Hari sudah terlihat begitu terik. Aku melihat jam dinding di kamarku, sudah menunjukan pukul 11.30. Aku mendengar suara ponselku berdering. Aku mengambil ponselku yang ada di atas meja dan melihat siapa yang menelfon ku. Lyra, adik Hendrik yang menelfon ku.


"Iya bagaimana, Ra?" tanyaku setelah menggeser tombol hijau di layar ponselku.


"Astaga, aku lupa, Ra? Oke aku siap-siap dulu." Ucapku yang melupakan acara siang ini untuk bertemu leluarga Hendrik di butik, karena akan fitting baju pengantin.


Aku segera mengakhiri panggilanku dengan Lyra. Aku bergegas bangun dari tempat tidurku. Padahal aku sedang sedikit tidak enak badan. Tapi, mau bagaimana lagi? Ada acara siang ini. Apalagi Lyra dan calon suaminya sudah di butikku.


Sebenarnya aku memang benar benar lupa Kalau hari ini dia ada fitting gaun pernikahan.
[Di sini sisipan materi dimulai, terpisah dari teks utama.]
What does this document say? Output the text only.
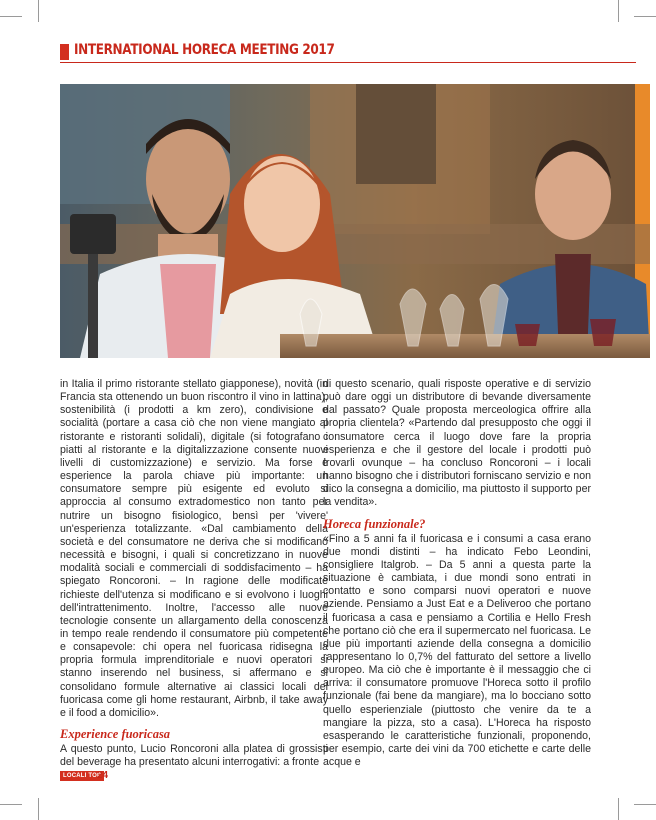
INTERNATIONAL HORECA MEETING 2017

in Italia il primo ristorante stellato giapponese), novità (in Francia sta ottenendo un buon riscontro il vino in lattina), sostenibilità (i prodotti a km zero), condivisione e socialità (portare a casa ciò che non viene mangiato al ristorante e ristoranti solidali), digitale (si fotografano i piatti al ristorante e la digitalizzazione consente nuovi livelli di customizzazione) e servizio. Ma forse è esperience la parola chiave più importante: un consumatore sempre più esigente ed evoluto si approccia al consumo extradomestico non tanto per nutrire un bisogno fisiologico, bensì per 'vivere' un'esperienza totalizzante. «Dal cambiamento della società e del consumatore ne deriva che si modificano necessità e bisogni, i quali si concretizzano in nuove modalità sociali e commerciali di soddisfacimento – ha spiegato Roncoroni. – In ragione delle modificate richieste dell'utenza si modificano e si evolvono i luoghi dell'intrattenimento. Inoltre, l'accesso alle nuove tecnologie consente un allargamento della conoscenza in tempo reale rendendo il consumatore più competente e consapevole: chi opera nel fuoricasa ridisegna la propria formula imprenditoriale e nuovi operatori si stanno inserendo nel business, si affermano e si consolidano formule alternative ai classici locali del fuoricasa come gli home restaurant, Airbnb, il take away e il food a domicilio».

Experience fuoricasa

A questo punto, Lucio Roncoroni alla platea di grossisti del beverage ha presentato alcuni interrogativi: a fronte

di questo scenario, quali risposte operative e di servizio può dare oggi un distributore di bevande diversamente dal passato? Quale proposta merceologica offrire alla propria clientela? «Partendo dal presupposto che oggi il consumatore cerca il luogo dove fare la propria esperienza e che il gestore del locale i prodotti può trovarli ovunque – ha concluso Roncoroni – i locali hanno bisogno che i distributori forniscano servizio e non dico la consegna a domicilio, ma piuttosto il supporto per la vendita».

Horeca funzionale?

«Fino a 5 anni fa il fuoricasa e i consumi a casa erano due mondi distinti – ha indicato Febo Leondini, consigliere Italgrob. – Da 5 anni a questa parte la situazione è cambiata, i due mondi sono entrati in contatto e sono comparsi nuovi operatori e nuove aziende. Pensiamo a Just Eat e a Deliveroo che portano il fuoricasa a casa e pensiamo a Cortilia e Hello Fresh che portano ciò che era il supermercato nel fuoricasa. Le due più importanti aziende della consegna a domicilio rappresentano lo 0,7% del fatturato del settore a livello europeo. Ma ciò che è importante è il messaggio che ci arriva: il consumatore promuove l'Horeca sotto il profilo funzionale (fai bene da mangiare), ma lo bocciano sotto quello esperienziale (piuttosto che venire da te a mangiare la pizza, sto a casa). L'Horeca ha risposto esasperando le caratteristiche funzionali, proponendo, per esempio, carte dei vini da 700 etichette e carte delle acque e

LOCALI TOP
24
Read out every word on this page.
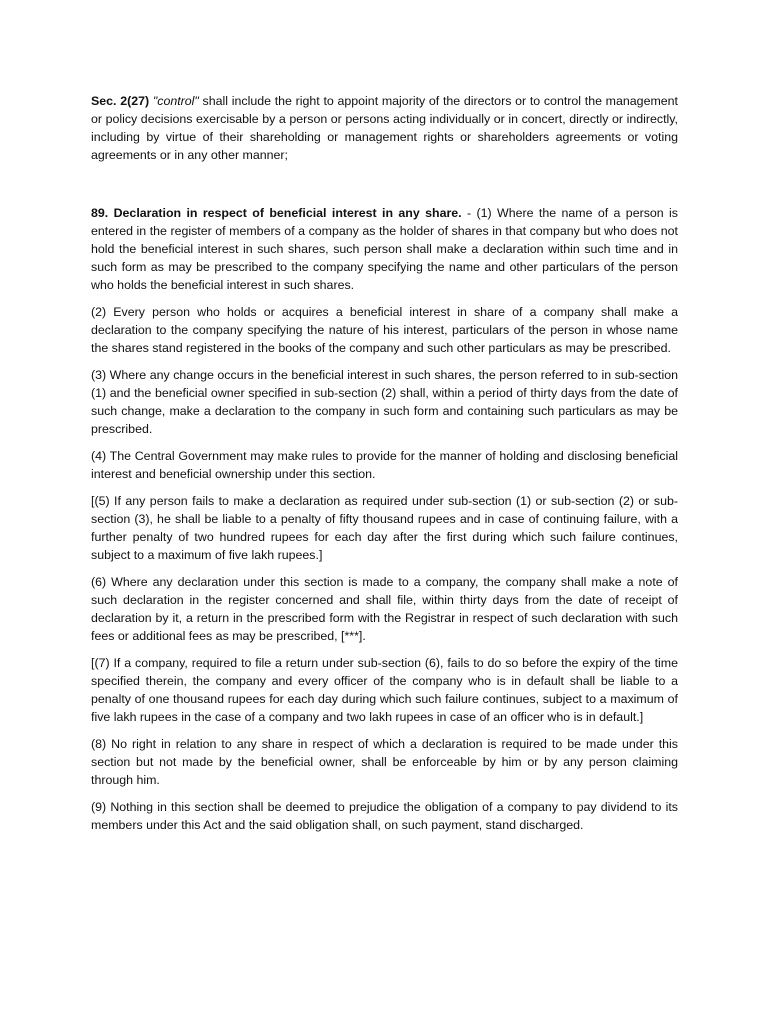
Sec. 2(27) "control" shall include the right to appoint majority of the directors or to control the management or policy decisions exercisable by a person or persons acting individually or in concert, directly or indirectly, including by virtue of their shareholding or management rights or shareholders agreements or voting agreements or in any other manner;

89. Declaration in respect of beneficial interest in any share. - (1) Where the name of a person is entered in the register of members of a company as the holder of shares in that company but who does not hold the beneficial interest in such shares, such person shall make a declaration within such time and in such form as may be prescribed to the company specifying the name and other particulars of the person who holds the beneficial interest in such shares.

(2) Every person who holds or acquires a beneficial interest in share of a company shall make a declaration to the company specifying the nature of his interest, particulars of the person in whose name the shares stand registered in the books of the company and such other particulars as may be prescribed.

(3) Where any change occurs in the beneficial interest in such shares, the person referred to in sub-section (1) and the beneficial owner specified in sub-section (2) shall, within a period of thirty days from the date of such change, make a declaration to the company in such form and containing such particulars as may be prescribed.

(4) The Central Government may make rules to provide for the manner of holding and disclosing beneficial interest and beneficial ownership under this section.

[(5) If any person fails to make a declaration as required under sub-section (1) or sub-section (2) or sub-section (3), he shall be liable to a penalty of fifty thousand rupees and in case of continuing failure, with a further penalty of two hundred rupees for each day after the first during which such failure continues, subject to a maximum of five lakh rupees.]

(6) Where any declaration under this section is made to a company, the company shall make a note of such declaration in the register concerned and shall file, within thirty days from the date of receipt of declaration by it, a return in the prescribed form with the Registrar in respect of such declaration with such fees or additional fees as may be prescribed, [***].

[(7) If a company, required to file a return under sub-section (6), fails to do so before the expiry of the time specified therein, the company and every officer of the company who is in default shall be liable to a penalty of one thousand rupees for each day during which such failure continues, subject to a maximum of five lakh rupees in the case of a company and two lakh rupees in case of an officer who is in default.]

(8) No right in relation to any share in respect of which a declaration is required to be made under this section but not made by the beneficial owner, shall be enforceable by him or by any person claiming through him.

(9) Nothing in this section shall be deemed to prejudice the obligation of a company to pay dividend to its members under this Act and the said obligation shall, on such payment, stand discharged.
Buat apa fitting baju? Orang gaun itu sudah aku persiapkan dari dulu? Memang aku dulu mendesainnya sendiri. Sudah bertahun-tahun gaun itu aku buat, aku juga memilih penjahit yang handal untuk membuat gaun itu. Gaun itu masih tertata rapih di dalam ruang kerjaku dan itu adalah gaun terindah yang belum pernah di pakai orang untuk menikah.


Aku segera ke kamar mandi untuk mandi dan setelah selesai mandi aku bersiap siap menuju butik.


Aku bergegas menghampiri ayahku sambil sedikit berlari kecil, "Ayah Lisa mau ke butik, Lyra sudah menunggu Lisa di sana. Ada Om Arif, Tante Marta, dan Hendrik juga nanti. Apa ayah mau ikut?"


"Mau apa mereka di butik mu, Sayang?" tanya Ayah.


"Lyra bilang aku harus Fitting gaun pernikahan. Padahal gaun itu sudah pas sekali untuk aku tetap saja mereka maunya seperti itu." Jawabku.


"Oke ayah iku, ayah tidak mau calon pengantin menyetir mobil sendiri. Ayo ayah temani tuan putri ayah."


"Oke ayah."


Aku ke butik bersama ayahku. Ayah melajukan mobil dengan santai sekali sesekali ayah mengajak aku mengobrol dan bercanda.


"Kamu bahagia sayang?"


"Iya, sangat bahagia"


"Syukurlah, kalau sudah menikah nanti, kamu harus jadi istri yang penyayang, sabar, dan taat pada suamimu."


"Iya, Ayah, itu sudah pasti."


Ku tutupi semua kesedihanku di depan ayahku dan di depan semuanya. Aku tak mau mereka tau bagaimana nanti setelah aku menikah, walau aku tak bahagia tapi aku harus membuat mereka yang aku sayangi bahagia. Tak peduli bagaimana penderitaanku nanti saat hidup dengan Hendrik.